The lifeguard checked his watch and hopped down from his station. “Good enough time for a break.” He trudged up the beach, across the boardwalk, and towards Main Street; the soda shop was only a few blocks down. Along the way, he passed the Bijou theatre and glanced up at the scrolling marquis: “July 25, 1975 Now Showing: JAWS …” He laughed to himself as he remembered his favorite line, “You’re gonna need a bigger boat.”

The Death of Jesus Christ

Eighty-three year old William stood out in stark contrast against the crowd of dreary onlookers in the village of Lantrisant in South Wales. Not just because he was towering over them from atop a steep pile of coal. Not just because he was draped in a tunic and had a fox perched on his head. And it wasn’t just because he was shouting out incantations in a strange Druidic tongue. He stood out because he was about to set fire to the body of Jesus Christ.

Jesus Christ was William’s five month old son who had died of a dental infection a few days before. What William was about to do on January 18th, 1884 was technically not illegal, but no one was quite sure since it hadn’t even been considered for a very long time. But William was adamant that he not waste good land and pollute his mother earth with the flesh of man.
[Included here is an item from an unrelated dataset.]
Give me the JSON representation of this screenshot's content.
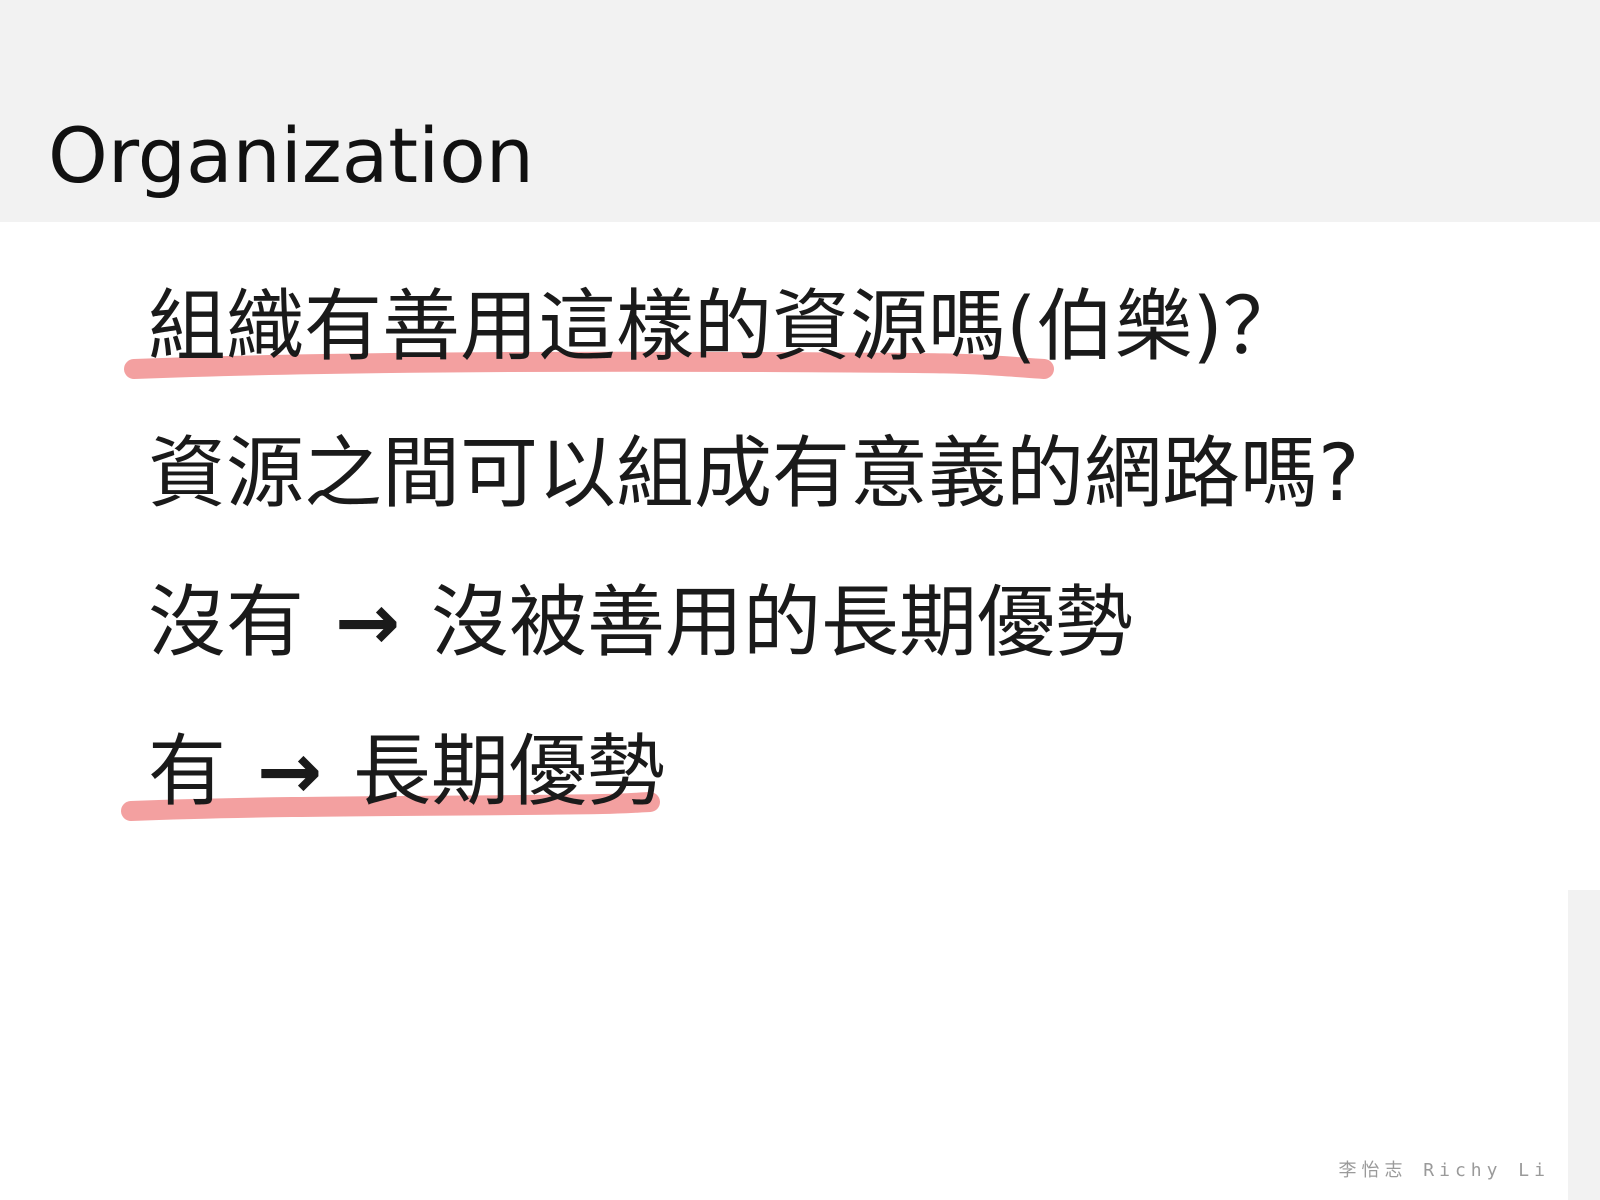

With a burning torch raised towards the sky, William’s voice thundered out into the chilly wet morning, “Gods and Goddesses of the Tuatha De Dannan, with the flames of your spirits I light this sacred fire!” The torch fell from his hand and onto the resin-soaked kindling that swaddled the dead child. The flames had just started to rise when someone in the crowd rushed the hill, shoved William aside and snatched the body from the embers. The fox fell from his head as two policemen roughly ushered William from the scene.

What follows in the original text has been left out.